Vogel jeta un regard effondré à Beaudoin, attendant des révélations scabreuses et filmées de préférence sur la passage de Balinaud en cuir et chaine chez les pétroliers d’Elf. Petitrichard qui ne s’était pas tant amusé depuis longtemps, les regardait d’un œil égrillard.
“Vous savez l’Afrique, c’est autre chose ! Vous voyez bien des choses à Paris mais le Gabon, ce n’était pas mal non plus. Il est arrivé que Tchikoumbit a fait des petites fêtes chez lui, avec des filles, de l’alcool et de la drogue. Le tout en grande quantité. Il y invitait régulièrement son banquier préféré et un jour, il l’a même convié, chez lui, en, brousse pour une faveur spéciale. Pour lui montrer qu’il ne voulait pas l’ensorceler, il lui a offert une bouteille de whisky non décapsulée et une vierge. La coutume veut que l’on consomme les deux. Je ne sais pas comment Balinaud s’était débrouillé jusque là mais en fait, il ne raffolait pas des femmes et déflorer cette très jeune fille n’a pas été une partie de plaisir. Voilà où en étaient leurs relations à ce moment-là. Rien que de la routine presque... Seulement, cela s’est gâté quand Balinaud a repéré le cuisinier du député, un garçon efféminé qui servait à table en ondulant quelque peu et qui lui a proposé, après je-ne-sais-quelle tractation, un petit collégien très mignon de sa famille. Le gamin, Ogandaga Marcel, est venu chez Balinaud et quand il a compris ses intentions, il s’est débattu et a cassé la télévision.
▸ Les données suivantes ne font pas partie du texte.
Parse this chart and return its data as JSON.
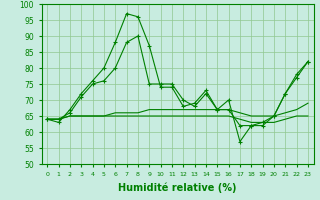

Cela a fait une histoire épouvantable : le père du gamin, Abelogo Ephraïm, était pasteur presbytérien à la chapelle pentecôtiste de Petit Paris et lui-même formé par un pasteur suisse de la mission évangélique française de Pentecôte. Le genre qui obéit à la Bible et fait beaucoup d’enfants. Bref, au consulat de France, il a fallu mettre Balinaud à l’avion et racheter un téléviseur neuf dans la case du nouveau directeur d’agence.”
“Et à part ça ?” demanda Vogel.
“A part ça ? Rien. Cela ne vous suffit pas ?”
Cela lui suffisait même si cela ne faisait pas non plus avancer l’enquête. Il insista :
“Qui a été au courant de cette histoire ? Parce qu’apparemment il y a eu des fuites.”
“Tout le monde ou presque. Cela a été un gros scandale.”
“Et chez les Français ? A part vous et les gens du consulat.”
“Tout le monde, je vous dis. En dehors du circuit classique des "gens bien informés", il y avait le VSN qui l’a accompagné jusqu’à l’avion à Libreville, un certain Laclou ou quelque chose de ce genre, qui nous fatiguait parce qu’il avait épousé la fille de je-ne-sais-plus-qui. Dominique Lapierre ? Jean d’Ormesson ? Un type qui écrit.”
“Louis Lannois ? L’académicien ?”
“Oui, ce doit être cela. Je n’ai jamais rien lu de lui ni des autres mais c’est possible.”